Of the universities I pay attention to globally, McGill isn’t on my radar. I’d put University of Toronto and even UBC ahead of McGill.
If you’re talking engineering, the only school that I would put anywhere near the proximity of MIT, is the School of Mines, in Golden CO.
Probably because I got into USC, but didn’t get into Stanford or Berkeley. And I didn’t apply to any ivy leagues ,but highly doubt any of them would have accepted me.
Makes sense to me why a rich parent would bribe someone so they’d have the prestige of bragging that their kid went to Harvard, Yale, Stanford, Berkeley, etc…but bribing someone so your kid can get into USC or San Diego State or Cal State Fullerton is much harder to understand.
Yeah I’m going to say the academies are a completely different animal and hard to be even put into this conversation. They are elite in that you have to be appointed, enrollment is small, and competition is fierce. There are multiple degree programs and they are not military based. Of course they also received extensive military training.

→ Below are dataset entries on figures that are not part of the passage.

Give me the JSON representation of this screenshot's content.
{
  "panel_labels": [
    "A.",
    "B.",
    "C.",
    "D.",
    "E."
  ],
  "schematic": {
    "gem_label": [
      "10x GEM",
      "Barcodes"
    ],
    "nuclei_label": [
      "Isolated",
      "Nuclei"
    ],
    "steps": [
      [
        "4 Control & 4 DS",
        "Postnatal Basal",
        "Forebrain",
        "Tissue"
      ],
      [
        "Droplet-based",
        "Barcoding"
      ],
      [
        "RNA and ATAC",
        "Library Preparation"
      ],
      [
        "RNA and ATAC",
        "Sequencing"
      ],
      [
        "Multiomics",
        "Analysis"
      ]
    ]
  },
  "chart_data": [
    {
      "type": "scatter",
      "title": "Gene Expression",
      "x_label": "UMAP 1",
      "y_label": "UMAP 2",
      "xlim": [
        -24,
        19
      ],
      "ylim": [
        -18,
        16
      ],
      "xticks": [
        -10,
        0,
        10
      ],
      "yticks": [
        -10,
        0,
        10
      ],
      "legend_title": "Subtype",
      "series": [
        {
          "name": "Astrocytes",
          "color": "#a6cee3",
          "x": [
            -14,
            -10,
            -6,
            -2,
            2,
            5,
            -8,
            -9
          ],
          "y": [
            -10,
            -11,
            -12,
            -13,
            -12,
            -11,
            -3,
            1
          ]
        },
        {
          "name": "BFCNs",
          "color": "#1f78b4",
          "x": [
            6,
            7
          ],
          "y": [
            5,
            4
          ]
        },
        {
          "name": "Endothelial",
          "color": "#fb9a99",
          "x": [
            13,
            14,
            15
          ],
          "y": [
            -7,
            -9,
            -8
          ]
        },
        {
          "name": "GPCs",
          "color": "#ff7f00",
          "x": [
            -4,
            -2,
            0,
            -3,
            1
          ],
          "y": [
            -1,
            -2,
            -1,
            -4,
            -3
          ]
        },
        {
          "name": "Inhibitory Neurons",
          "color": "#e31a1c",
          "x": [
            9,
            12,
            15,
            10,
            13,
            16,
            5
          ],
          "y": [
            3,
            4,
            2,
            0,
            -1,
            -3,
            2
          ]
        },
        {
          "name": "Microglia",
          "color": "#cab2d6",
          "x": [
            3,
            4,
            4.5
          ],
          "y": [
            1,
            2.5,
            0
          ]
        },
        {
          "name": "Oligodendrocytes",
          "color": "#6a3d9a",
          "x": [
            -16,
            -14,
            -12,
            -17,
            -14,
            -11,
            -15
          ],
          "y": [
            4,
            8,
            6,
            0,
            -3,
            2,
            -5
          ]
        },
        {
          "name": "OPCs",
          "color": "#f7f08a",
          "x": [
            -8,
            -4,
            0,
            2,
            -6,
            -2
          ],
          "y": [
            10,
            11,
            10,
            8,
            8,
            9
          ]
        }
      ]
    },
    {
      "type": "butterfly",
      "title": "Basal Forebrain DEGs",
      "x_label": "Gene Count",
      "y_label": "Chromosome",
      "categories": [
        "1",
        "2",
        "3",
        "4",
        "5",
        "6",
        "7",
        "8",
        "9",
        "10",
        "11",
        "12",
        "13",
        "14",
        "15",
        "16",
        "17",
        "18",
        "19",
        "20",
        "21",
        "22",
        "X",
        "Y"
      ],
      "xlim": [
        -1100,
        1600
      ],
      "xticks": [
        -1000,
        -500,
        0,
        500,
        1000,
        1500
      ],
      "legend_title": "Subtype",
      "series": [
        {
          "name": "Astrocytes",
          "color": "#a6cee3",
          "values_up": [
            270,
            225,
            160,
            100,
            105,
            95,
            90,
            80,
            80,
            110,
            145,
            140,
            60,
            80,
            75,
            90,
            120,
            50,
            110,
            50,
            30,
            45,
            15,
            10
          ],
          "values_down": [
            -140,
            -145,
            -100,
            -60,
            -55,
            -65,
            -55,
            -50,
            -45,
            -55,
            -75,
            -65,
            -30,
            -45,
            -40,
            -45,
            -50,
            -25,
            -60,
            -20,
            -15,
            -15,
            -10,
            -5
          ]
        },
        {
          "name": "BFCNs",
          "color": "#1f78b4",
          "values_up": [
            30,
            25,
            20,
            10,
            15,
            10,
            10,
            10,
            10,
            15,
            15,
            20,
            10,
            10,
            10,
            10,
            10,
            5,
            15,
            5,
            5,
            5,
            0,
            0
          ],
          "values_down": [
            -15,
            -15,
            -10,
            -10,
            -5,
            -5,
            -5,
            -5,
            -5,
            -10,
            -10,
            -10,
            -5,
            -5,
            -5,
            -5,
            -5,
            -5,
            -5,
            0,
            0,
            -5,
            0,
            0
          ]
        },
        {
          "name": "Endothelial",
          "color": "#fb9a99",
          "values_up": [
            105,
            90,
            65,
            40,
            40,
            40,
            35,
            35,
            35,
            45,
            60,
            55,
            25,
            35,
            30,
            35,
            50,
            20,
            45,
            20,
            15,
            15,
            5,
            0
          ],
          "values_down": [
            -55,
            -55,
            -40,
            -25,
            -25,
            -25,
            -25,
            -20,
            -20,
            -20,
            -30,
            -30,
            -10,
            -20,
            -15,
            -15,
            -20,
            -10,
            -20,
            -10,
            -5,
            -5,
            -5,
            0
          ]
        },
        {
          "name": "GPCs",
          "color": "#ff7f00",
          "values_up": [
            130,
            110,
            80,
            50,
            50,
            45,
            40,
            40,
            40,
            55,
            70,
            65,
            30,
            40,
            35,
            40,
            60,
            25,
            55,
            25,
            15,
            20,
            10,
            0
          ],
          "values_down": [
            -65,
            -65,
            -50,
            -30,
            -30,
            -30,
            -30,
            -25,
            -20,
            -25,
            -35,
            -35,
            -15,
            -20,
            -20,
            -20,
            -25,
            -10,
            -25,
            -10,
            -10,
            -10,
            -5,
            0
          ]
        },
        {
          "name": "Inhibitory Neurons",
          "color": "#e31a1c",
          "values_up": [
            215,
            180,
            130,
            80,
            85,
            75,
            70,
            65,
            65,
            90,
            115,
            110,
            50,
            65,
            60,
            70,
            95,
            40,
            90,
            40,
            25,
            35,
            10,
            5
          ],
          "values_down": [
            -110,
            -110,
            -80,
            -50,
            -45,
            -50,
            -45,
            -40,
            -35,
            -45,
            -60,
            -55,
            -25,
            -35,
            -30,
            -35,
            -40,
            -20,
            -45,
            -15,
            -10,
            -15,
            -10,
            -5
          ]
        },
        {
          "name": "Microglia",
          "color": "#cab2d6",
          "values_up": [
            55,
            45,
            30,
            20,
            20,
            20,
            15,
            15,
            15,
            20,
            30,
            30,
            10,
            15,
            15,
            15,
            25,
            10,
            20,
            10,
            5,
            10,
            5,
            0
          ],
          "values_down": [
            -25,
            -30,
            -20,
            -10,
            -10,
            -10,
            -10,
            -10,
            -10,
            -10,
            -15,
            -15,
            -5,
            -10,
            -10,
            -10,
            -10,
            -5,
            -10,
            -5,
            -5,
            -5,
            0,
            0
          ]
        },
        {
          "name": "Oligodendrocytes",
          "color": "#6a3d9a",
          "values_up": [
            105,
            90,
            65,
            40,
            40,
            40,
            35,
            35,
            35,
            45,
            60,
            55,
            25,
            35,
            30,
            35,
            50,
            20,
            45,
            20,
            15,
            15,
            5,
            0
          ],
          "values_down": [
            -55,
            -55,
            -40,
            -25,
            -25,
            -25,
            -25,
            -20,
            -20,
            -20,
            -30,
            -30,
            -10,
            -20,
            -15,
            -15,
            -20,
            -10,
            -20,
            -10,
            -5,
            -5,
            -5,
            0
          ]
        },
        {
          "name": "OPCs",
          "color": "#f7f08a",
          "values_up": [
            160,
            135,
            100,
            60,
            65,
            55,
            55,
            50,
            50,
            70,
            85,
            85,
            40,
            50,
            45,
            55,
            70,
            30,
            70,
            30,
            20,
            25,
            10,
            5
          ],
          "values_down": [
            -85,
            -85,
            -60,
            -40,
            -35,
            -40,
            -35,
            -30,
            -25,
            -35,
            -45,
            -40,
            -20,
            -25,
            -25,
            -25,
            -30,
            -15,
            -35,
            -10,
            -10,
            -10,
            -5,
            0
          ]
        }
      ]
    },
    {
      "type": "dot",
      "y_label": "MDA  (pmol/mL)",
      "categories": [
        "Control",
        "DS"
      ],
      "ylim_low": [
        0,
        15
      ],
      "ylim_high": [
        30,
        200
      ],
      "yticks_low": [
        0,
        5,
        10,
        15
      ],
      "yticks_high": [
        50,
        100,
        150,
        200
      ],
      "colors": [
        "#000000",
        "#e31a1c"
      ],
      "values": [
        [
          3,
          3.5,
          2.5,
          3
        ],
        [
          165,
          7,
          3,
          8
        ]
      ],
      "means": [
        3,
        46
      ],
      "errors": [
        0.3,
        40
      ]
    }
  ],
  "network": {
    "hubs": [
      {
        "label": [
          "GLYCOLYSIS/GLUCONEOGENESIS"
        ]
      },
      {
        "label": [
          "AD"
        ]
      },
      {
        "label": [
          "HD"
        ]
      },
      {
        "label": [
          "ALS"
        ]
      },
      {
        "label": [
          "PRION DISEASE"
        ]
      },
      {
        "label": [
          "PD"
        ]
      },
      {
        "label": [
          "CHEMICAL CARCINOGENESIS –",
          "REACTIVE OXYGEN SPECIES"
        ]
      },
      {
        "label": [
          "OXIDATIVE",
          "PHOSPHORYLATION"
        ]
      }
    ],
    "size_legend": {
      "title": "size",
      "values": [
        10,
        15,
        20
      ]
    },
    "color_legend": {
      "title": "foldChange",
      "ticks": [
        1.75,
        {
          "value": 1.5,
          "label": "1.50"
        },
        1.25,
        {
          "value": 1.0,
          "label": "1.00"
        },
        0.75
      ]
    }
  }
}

It’s a well-known shibboleth that Harvard graduates never say the word ”Harvard” in situations like this. Instead they work in phrases like “I went to school in Boston.”
Fight On!
I would say it is certainly elite for Business, Medicine and Film. Miles beyond San Diego or Fullerton or that place across town.
We Johns Hopkins grads are required to correct anyone who calls it John Hopkins. Of course the only way to find out if they know how to pronounce it correctly is to tell them that we went to Hopkins, and hope they respond by saying John Hopkins so we can correct them. Or saying Johns so we can congratulate them.
A burdensome duty, really. But it is required.

Lord help then if they’re a vegan or do Crossfit.
I always say that I went to the good school in Cambridge.
When I was in high school, we heard that our math teacher had gone to Yale, so someone asked him. He only said that he went to a “small liberal arts school in New Haven”.